Часа за два до захода солнца Ян, стоя на пустой телеге, чуть ли не в десятый раз сворачивал с дороги на участок, где виднелась большая группа мужчин и женщин. Тут работало несколько семейств. Худая болезненная жена Фабиана, в туго накрахмаленном платке на голове, неутомимо махала серпом рядом с толстой приземистой Эльжусей в яркорозовой кофте и венке из полевых маков, торчавших во все стороны над ее лбом, таким же пунцовым, как и цветы. За ними жали два подростка, а рядом рыжеволосый парень, с красным лицом и вечной добродушной, простоватой улыбкой, вязал снопы и помогал укладывать их на телегу своему младшему, тоже плечистому и сильному, брату.
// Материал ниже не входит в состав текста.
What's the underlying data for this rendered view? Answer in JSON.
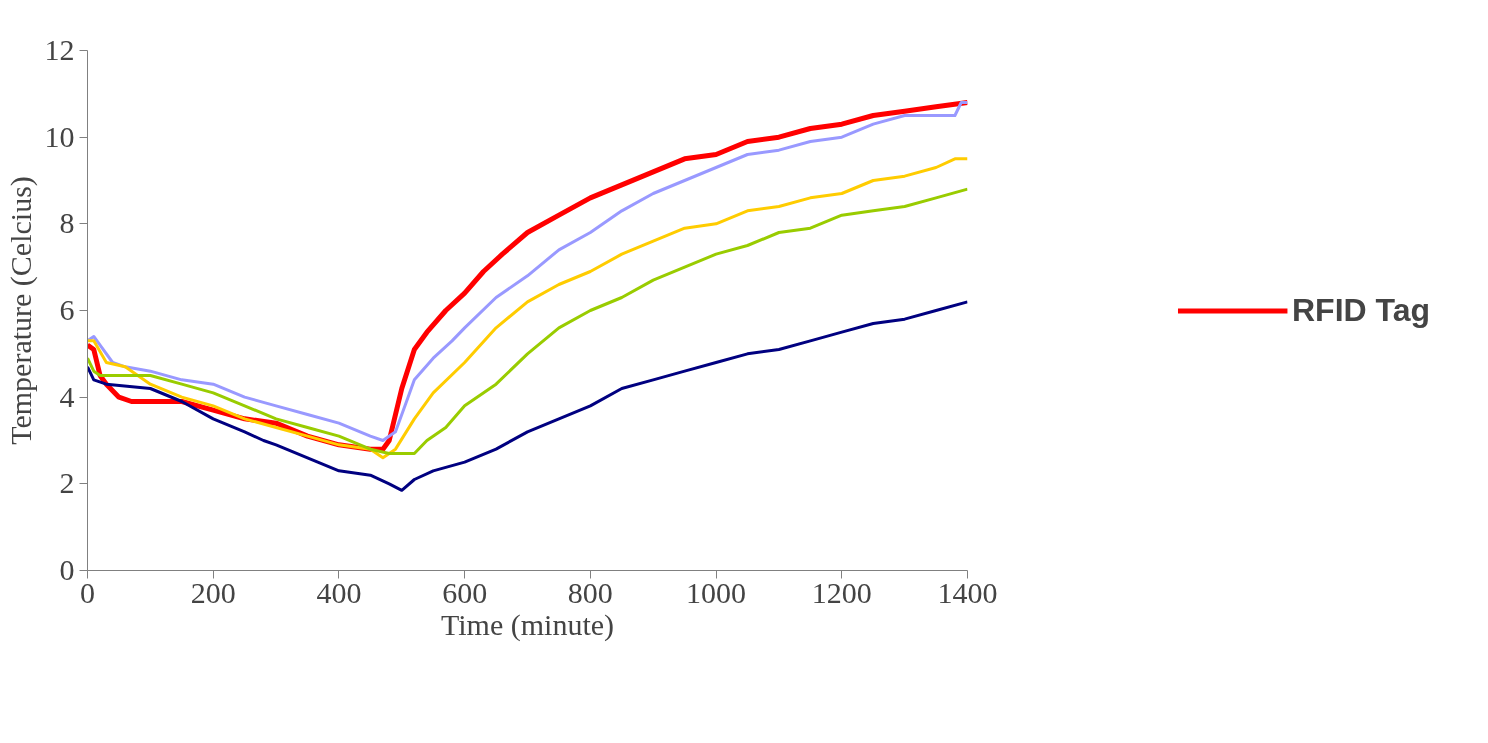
{
  "chart_data": {
    "type": "line",
    "xlabel": "Time (minute)",
    "ylabel": "Temperature (Celcius)",
    "xlim": [
      0,
      1400
    ],
    "xticks": [
      0,
      200,
      400,
      600,
      800,
      1000,
      1200,
      1400
    ],
    "ylim": [
      0,
      12
    ],
    "yticks": [
      0,
      2,
      4,
      6,
      8,
      10,
      12
    ],
    "grid": false,
    "legend": "right",
    "marker": "none",
    "line_style": "solid",
    "series": [
      {
        "name": "RFID Tag",
        "color": "#ff0000",
        "x": [
          0,
          10,
          20,
          30,
          50,
          70,
          150,
          200,
          250,
          300,
          350,
          400,
          450,
          470,
          480,
          500,
          520,
          540,
          570,
          600,
          630,
          660,
          700,
          750,
          800,
          850,
          900,
          950,
          1000,
          1050,
          1100,
          1150,
          1200,
          1250,
          1300,
          1350,
          1400
        ],
        "values": [
          5.2,
          5.1,
          4.5,
          4.3,
          4.0,
          3.9,
          3.9,
          3.7,
          3.5,
          3.4,
          3.1,
          2.9,
          2.8,
          2.8,
          3.0,
          4.2,
          5.1,
          5.5,
          6.0,
          6.4,
          6.9,
          7.3,
          7.8,
          8.2,
          8.6,
          8.9,
          9.2,
          9.5,
          9.6,
          9.9,
          10.0,
          10.2,
          10.3,
          10.5,
          10.6,
          10.7,
          10.8
        ]
      },
      {
        "color": "#9999ff",
        "x": [
          0,
          10,
          20,
          40,
          60,
          100,
          150,
          200,
          250,
          300,
          350,
          400,
          450,
          470,
          490,
          510,
          520,
          550,
          580,
          600,
          650,
          700,
          750,
          800,
          850,
          900,
          950,
          1000,
          1050,
          1100,
          1150,
          1200,
          1250,
          1300,
          1380,
          1390,
          1400
        ],
        "values": [
          5.3,
          5.4,
          5.2,
          4.8,
          4.7,
          4.6,
          4.4,
          4.3,
          4.0,
          3.8,
          3.6,
          3.4,
          3.1,
          3.0,
          3.2,
          4.0,
          4.4,
          4.9,
          5.3,
          5.6,
          6.3,
          6.8,
          7.4,
          7.8,
          8.3,
          8.7,
          9.0,
          9.3,
          9.6,
          9.7,
          9.9,
          10.0,
          10.3,
          10.5,
          10.5,
          10.8,
          10.8
        ]
      },
      {
        "color": "#ffcc00",
        "x": [
          0,
          10,
          30,
          60,
          100,
          150,
          200,
          250,
          300,
          350,
          400,
          450,
          470,
          490,
          520,
          550,
          600,
          650,
          700,
          750,
          800,
          850,
          900,
          950,
          1000,
          1050,
          1100,
          1150,
          1200,
          1250,
          1300,
          1350,
          1380,
          1400
        ],
        "values": [
          5.3,
          5.3,
          4.8,
          4.7,
          4.3,
          4.0,
          3.8,
          3.5,
          3.3,
          3.1,
          2.9,
          2.8,
          2.6,
          2.8,
          3.5,
          4.1,
          4.8,
          5.6,
          6.2,
          6.6,
          6.9,
          7.3,
          7.6,
          7.9,
          8.0,
          8.3,
          8.4,
          8.6,
          8.7,
          9.0,
          9.1,
          9.3,
          9.5,
          9.5
        ]
      },
      {
        "color": "#99cc00",
        "x": [
          0,
          10,
          20,
          100,
          150,
          200,
          250,
          300,
          350,
          400,
          450,
          480,
          520,
          540,
          570,
          600,
          650,
          700,
          750,
          800,
          850,
          900,
          950,
          1000,
          1050,
          1100,
          1150,
          1200,
          1250,
          1300,
          1350,
          1400
        ],
        "values": [
          4.9,
          4.6,
          4.5,
          4.5,
          4.3,
          4.1,
          3.8,
          3.5,
          3.3,
          3.1,
          2.8,
          2.7,
          2.7,
          3.0,
          3.3,
          3.8,
          4.3,
          5.0,
          5.6,
          6.0,
          6.3,
          6.7,
          7.0,
          7.3,
          7.5,
          7.8,
          7.9,
          8.2,
          8.3,
          8.4,
          8.6,
          8.8
        ]
      },
      {
        "color": "#000080",
        "x": [
          0,
          10,
          30,
          100,
          150,
          200,
          250,
          280,
          300,
          350,
          400,
          450,
          480,
          500,
          520,
          550,
          600,
          650,
          700,
          750,
          800,
          850,
          900,
          950,
          1000,
          1050,
          1100,
          1150,
          1200,
          1250,
          1300,
          1350,
          1400
        ],
        "values": [
          4.7,
          4.4,
          4.3,
          4.2,
          3.9,
          3.5,
          3.2,
          3.0,
          2.9,
          2.6,
          2.3,
          2.2,
          2.0,
          1.85,
          2.1,
          2.3,
          2.5,
          2.8,
          3.2,
          3.5,
          3.8,
          4.2,
          4.4,
          4.6,
          4.8,
          5.0,
          5.1,
          5.3,
          5.5,
          5.7,
          5.8,
          6.0,
          6.2
        ]
      }
    ]
  }
}
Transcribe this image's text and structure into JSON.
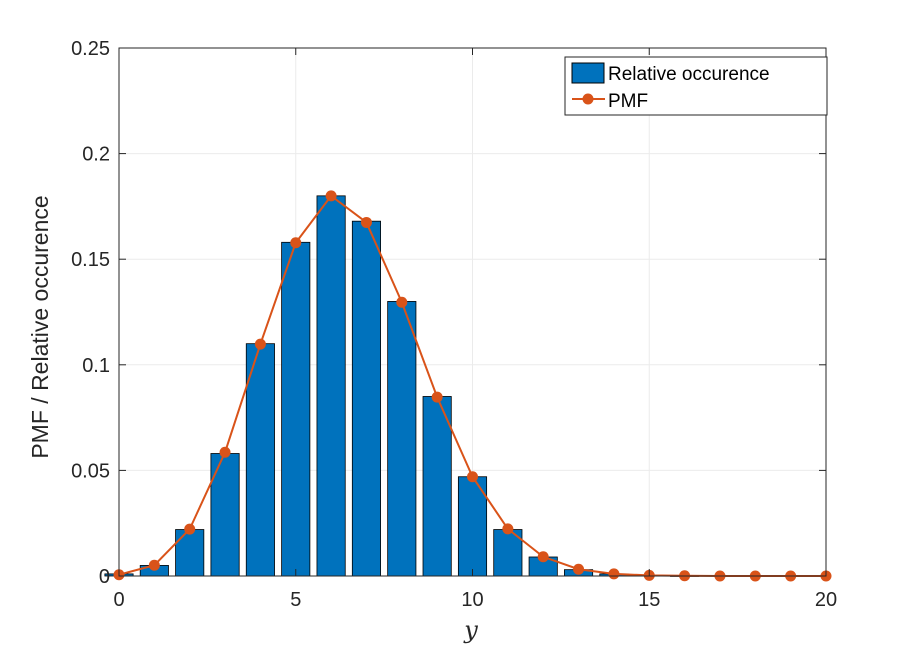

Все это он делал медленно, лениво, точно сонный. За ним, как тень, следовала шаг за шагом черная лохматая собака. Хозяин и собака часто потягивались и зевали. По временам собака поднимала голову и заглядывала в глаза хозяину; хозяин смеялся, сверкая ослепительно белыми зубами.
— Что, Саргас? На Неман хочешь? На Немане лучше. Ха-ха-ха!
— Юлек! — раздавался голос вечно сердитого Адама, — заснул ты, что ли? Снопы подавай, граф!
— Юлек! — спустя несколько минут громко кричала Эльжуся, — ты что, спать лег? Отлично, лежи, а хлеб пусть гниет на корню!
Тогда высокий парень, который и в самом деле растянулся, было во всю длину на земле и ленивой рукой гладил длинную шерсть Саргаса, вставал и снова начинал вязать снопы.
Дальше, на следующих полосках, розовели и голубели женские кофты, огнем горели цветастые платки да желтые и алые цветы, которыми они убирали головы; у одной стены еще не убранного хлеба проворно управлялись поденщицы Домунтувны, да и у нее — жала ли она иль везла домой снопы — спорилась работа.
На другом краю поля, вдали ото всех, уныло плелись двое бедных, одиноких людей: мужчина — босой, в грубой серой рубахе, женщина — в темном старом платье, с поношенным платком на голове. На их поле стояла телега, запряженная измученной лошаденкой, а возле телеги лежал завернутый в тряпки двухмесячный ребенок. Никто не помогал им: люди, проходившие мимо, даже не заговаривали с ними. То был самый убогий из всех Богатыровичей, обладатель избушки без трубы, и его жена — крестьянка по происхождению.